US credit risk hits new high amid economic worries over tariffs and job cuts, here's what you should know
Investment Grade Index, a key measure of credit risk for top-rated borrowers, widened by 2.06 basis points to 53.54, marking the highest level of US credit risk in 2025, according to a Bloomberg report. When this index rises, it signals that investors see higher risks in lending to these companies. Meanwhile, the Markit CDX North American High Yield Index, which tracks riskier borrowers, dropped by 0.5 points to 106.4, its lowest point in six months. As per Bloomberg, unlike the investment-grade index, this one falls when credit risk increases, showing that investors are becoming more cautious about lending to lower-rated companies.

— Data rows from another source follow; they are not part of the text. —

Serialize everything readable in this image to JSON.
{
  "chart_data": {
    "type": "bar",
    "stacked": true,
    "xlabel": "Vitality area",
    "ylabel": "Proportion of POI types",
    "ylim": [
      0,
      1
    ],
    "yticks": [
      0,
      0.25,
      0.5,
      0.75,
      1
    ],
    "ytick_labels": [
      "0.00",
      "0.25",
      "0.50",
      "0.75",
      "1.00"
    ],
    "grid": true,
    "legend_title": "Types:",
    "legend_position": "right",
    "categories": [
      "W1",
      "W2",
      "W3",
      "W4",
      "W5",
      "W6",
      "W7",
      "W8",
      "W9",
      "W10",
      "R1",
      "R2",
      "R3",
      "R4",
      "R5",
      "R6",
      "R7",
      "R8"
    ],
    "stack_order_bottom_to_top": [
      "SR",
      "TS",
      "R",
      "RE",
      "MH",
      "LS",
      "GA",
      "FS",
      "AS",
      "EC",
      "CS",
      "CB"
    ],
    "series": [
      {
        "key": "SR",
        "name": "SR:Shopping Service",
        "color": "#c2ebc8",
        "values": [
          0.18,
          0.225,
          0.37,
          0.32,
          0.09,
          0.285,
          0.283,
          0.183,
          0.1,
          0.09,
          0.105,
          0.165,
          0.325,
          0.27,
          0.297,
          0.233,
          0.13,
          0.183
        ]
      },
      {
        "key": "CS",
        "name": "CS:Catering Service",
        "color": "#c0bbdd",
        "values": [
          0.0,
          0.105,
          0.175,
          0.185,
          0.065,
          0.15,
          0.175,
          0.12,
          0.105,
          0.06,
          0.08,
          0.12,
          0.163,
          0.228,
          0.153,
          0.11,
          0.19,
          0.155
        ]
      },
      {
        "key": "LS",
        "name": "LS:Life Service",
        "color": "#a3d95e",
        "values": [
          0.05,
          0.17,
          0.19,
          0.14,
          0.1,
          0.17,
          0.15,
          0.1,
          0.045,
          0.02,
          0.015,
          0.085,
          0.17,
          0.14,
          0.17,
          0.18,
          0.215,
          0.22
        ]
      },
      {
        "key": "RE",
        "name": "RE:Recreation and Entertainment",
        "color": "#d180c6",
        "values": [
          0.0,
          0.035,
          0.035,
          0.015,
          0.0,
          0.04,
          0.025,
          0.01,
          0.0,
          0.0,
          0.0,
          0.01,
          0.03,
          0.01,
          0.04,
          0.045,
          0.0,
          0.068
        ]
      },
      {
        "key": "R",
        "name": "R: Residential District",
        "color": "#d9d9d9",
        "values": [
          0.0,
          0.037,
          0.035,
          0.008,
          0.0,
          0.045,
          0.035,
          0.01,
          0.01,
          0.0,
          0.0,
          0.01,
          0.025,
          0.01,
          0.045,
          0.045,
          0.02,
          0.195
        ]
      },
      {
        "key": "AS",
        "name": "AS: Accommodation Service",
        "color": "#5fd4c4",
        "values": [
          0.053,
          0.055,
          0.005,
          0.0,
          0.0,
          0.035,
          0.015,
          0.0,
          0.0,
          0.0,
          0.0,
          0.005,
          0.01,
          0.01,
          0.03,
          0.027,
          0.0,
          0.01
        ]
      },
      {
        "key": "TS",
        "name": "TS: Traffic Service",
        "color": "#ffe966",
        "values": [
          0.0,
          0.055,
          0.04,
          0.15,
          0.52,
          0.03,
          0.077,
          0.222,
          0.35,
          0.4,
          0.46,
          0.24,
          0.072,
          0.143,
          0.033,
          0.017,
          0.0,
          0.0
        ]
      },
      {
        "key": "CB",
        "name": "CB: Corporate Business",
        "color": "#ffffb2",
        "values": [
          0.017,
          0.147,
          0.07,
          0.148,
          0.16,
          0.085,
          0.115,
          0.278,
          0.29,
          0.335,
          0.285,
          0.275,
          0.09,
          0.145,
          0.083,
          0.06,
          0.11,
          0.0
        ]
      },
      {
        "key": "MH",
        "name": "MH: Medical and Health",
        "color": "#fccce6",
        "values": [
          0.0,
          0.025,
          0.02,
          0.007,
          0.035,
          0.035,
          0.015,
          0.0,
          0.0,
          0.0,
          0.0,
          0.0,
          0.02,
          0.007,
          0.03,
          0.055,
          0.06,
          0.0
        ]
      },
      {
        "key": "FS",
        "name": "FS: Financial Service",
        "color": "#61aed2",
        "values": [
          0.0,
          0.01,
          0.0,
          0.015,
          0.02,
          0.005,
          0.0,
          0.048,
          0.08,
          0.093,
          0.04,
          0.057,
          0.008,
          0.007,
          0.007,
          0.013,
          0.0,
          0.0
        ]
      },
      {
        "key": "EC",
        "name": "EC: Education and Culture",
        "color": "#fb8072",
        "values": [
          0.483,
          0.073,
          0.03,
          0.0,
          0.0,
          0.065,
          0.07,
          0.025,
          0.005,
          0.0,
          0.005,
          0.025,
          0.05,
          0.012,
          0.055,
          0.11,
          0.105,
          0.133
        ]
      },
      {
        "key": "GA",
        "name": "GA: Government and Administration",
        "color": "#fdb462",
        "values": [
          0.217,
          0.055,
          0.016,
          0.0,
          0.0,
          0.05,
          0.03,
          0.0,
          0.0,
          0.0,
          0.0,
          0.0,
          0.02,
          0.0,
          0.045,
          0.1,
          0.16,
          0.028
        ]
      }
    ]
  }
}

What is Credit Risk for the US?
Credit risk refers to the likelihood that a borrower, whether a company or government, might fail to repay their debts. When credit risk rises, it means lenders and investors are worried about getting their money back. This can lead to higher borrowing costs for businesses and governments, as lenders charge more to compensate for the increased risk.
Why does it matter?
High credit risk can slow down economic growth. If businesses face higher borrowing costs, they may cut back on investments, hiring, or expansion plans. For governments, increased credit risk can make it more expensive to fund public projects or manage debt. In the US, the current spike in credit risk is tied to concerns about tariffs, which can disrupt trade and raise costs for businesses, and federal workforce cuts, which could weaken consumer spending and economic activity.